Une opinion est d’avis qu’hormis la stratégie mise en place, celle de la distribution des moustiquaires imprégnées d’insecticides enfin d’atténuer le taux de contamination de la malaria dans la population, cette maladie aussi dangereuse à un stade critique donnée. Cette opinion fustige qu’il est souhaitable de trouver autres types des solutions d’éradication des moustiques porteurs de la malaria. D’où, elle propose certaines solutions telles que la sensibilisation à la propreté de l’environnement ainsi qu’à la pulvérisation de cet environnement, en vue de lutter efficacement contre ces moustiques porteurs du vecteur de la malaria.

Avec un environnement malsain pleinement des anophèles vecteurs de la malaria, ce qui fait que la malaria demeure dans la population.

Le paludisme ou la malaria est une maladie infectieuse due à un parasite du genre Plasmodium, propagée par la piqûre de certaines espèces de moustiques anophèles. Avec 207 millions de personnes malades et 627 000 décès en 2012, le paludisme demeure la parasitose la plus importante et concerne majoritairement les enfants de moins  de cinq ans et les femmes enceintes. 80 % des cas sont enregistrés en Afrique subsaharienne. Le parasite du paludisme est principalement  transmis, la nuit, lors de la piqûre par une femelle moustique du genre Anophèles, elle- même contaminée après avoir piqué un individu impaludé. Le parasite infecte les cellules hépatiques de la victime puis circule dans le sang, en colonisant les hématies et en les détruisant.

Cause de la malaria

La cause de la maladie a été découverte le 6 novembre 1880 à l’hôpital militaire de Constantine, en Algérie par un médecin de

l’armée française, Alphonse Laveran, qui reçut le prix Nobel de physiologie ou médecine en 1907. C’est en 1897 que le médecin anglais Ronald Ross (prix Nobel en 1902) prouva que les moustiques anophèles étaient les vecteurs de la malaria jusqu’à cette date, le « mauvais air » émanant des marécages était tenu responsable de la propagation de la maladie.

Signalons que le terme paludisme provient du latin palus, « marais »Le mot malaria dérive de l’ italien mal’aria , qui signifie « mauvais air » . Malaria c’est le terme utilisé par la majorité des langues.

Depuis les origines de l’humanité Carte épidémiologique de distribution des foyers de malaria en Italie et Sardaigne en 1944 établie par les médecins militaires américains, indique les archives médicales militaires des États-Unis.

Le paludisme affecte les êtres humains depuis plus de 50 000 ans, indique les sources, et aurait été un  athogène depuis le début de l’histoire de l’homme.

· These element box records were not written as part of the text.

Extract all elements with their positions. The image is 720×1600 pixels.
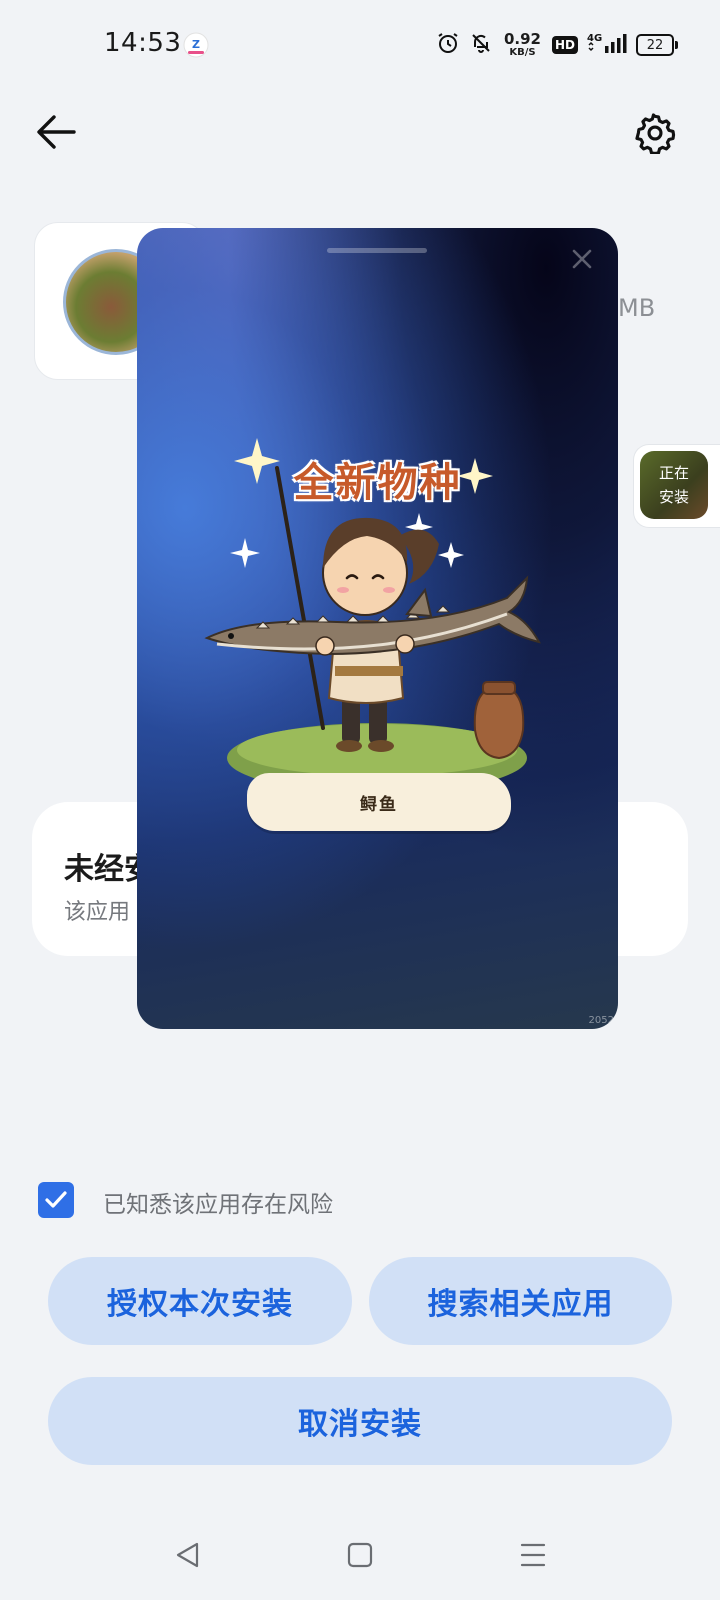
network-speed-unit: KB/S: [509, 47, 536, 58]
nav-back-button[interactable]: [173, 1540, 203, 1570]
close-icon: [572, 249, 592, 269]
installing-label-line1: 正在: [658, 464, 689, 482]
ad-id: 2052: [588, 1015, 614, 1026]
installing-float-badge[interactable]: 正在 安装: [633, 444, 720, 528]
network-speed: 0.92 KB/S: [504, 32, 541, 58]
svg-text:Z: Z: [192, 38, 200, 51]
ad-headline: 全新物种: [293, 459, 462, 506]
alarm-icon: [436, 31, 460, 59]
arrow-left-icon: [37, 115, 76, 149]
settings-button[interactable]: [634, 112, 676, 156]
ad-caption-plate: 鲟鱼: [247, 773, 511, 831]
close-button[interactable]: [567, 244, 597, 274]
hd-badge: HD: [551, 36, 578, 54]
back-button[interactable]: [34, 112, 78, 152]
status-icons: 0.92 KB/S HD 4G 22: [436, 30, 678, 60]
ad-caption: 鲟鱼: [360, 794, 398, 815]
nav-recents-button[interactable]: [518, 1540, 548, 1570]
warning-description: 该应用: [64, 900, 131, 925]
status-bar: 14:53 Z 0.92 KB/S HD 4G 22: [0, 0, 720, 90]
app-notification-icon: Z: [183, 32, 209, 58]
mute-bell-icon: [469, 31, 493, 59]
checkmark-icon: [45, 1191, 67, 1208]
warning-title: 未经安: [64, 852, 144, 887]
battery-level: 22: [646, 37, 664, 53]
gear-icon: [635, 113, 676, 156]
app-size-label: MB: [618, 294, 656, 322]
risk-acknowledge-label[interactable]: 已知悉该应用存在风险: [103, 1185, 333, 1219]
status-time: 14:53: [104, 28, 182, 58]
battery-icon: 22: [636, 34, 678, 56]
risk-acknowledge-checkbox[interactable]: [38, 1182, 74, 1218]
network-speed-value: 0.92: [503, 30, 541, 48]
signal-4g-icon: 4G: [587, 31, 627, 59]
installing-thumbnail: 正在 安装: [640, 451, 708, 519]
ad-popup[interactable]: 全新物种 鲟鱼 2052: [137, 228, 618, 1029]
nav-home-button[interactable]: [345, 1540, 375, 1570]
menu-lines-icon: [520, 1543, 546, 1567]
network-type-label: 4G: [587, 33, 602, 44]
triangle-back-icon: [176, 1542, 199, 1568]
cancel-install-button[interactable]: 取消安装: [48, 1377, 672, 1465]
search-related-apps-button[interactable]: 搜索相关应用: [369, 1257, 672, 1345]
installing-label-line2: 安装: [658, 488, 689, 506]
authorize-install-button[interactable]: 授权本次安装: [48, 1257, 352, 1345]
square-home-icon: [347, 1542, 373, 1568]
drag-handle[interactable]: [327, 248, 427, 253]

On trouve ainsi des parasites proches de celui de la malaria chez les chimpanzés, le genre le plus proche de l’ humain.

La lutte contre la malaria ne doit pas se limiter à une seule distribution des moustiquaires, mais et également la lutte doit   relever d’une très grande responsabilité, ceci en revoyant la cause de la présence de ces moustiques porteurs de la malaria. Et  voir dans la mesure du possible l’arrêt du cycle de production des parasites, source de cette maladie. Ce qui incombera la participation de tous dans la communauté, les autorités et tant la population. Responsabiliser la population sur la propreté publique ; aussi les eaux stagnantes sont évitée et en suite la pulvérisation des endroits favorables des anophèles.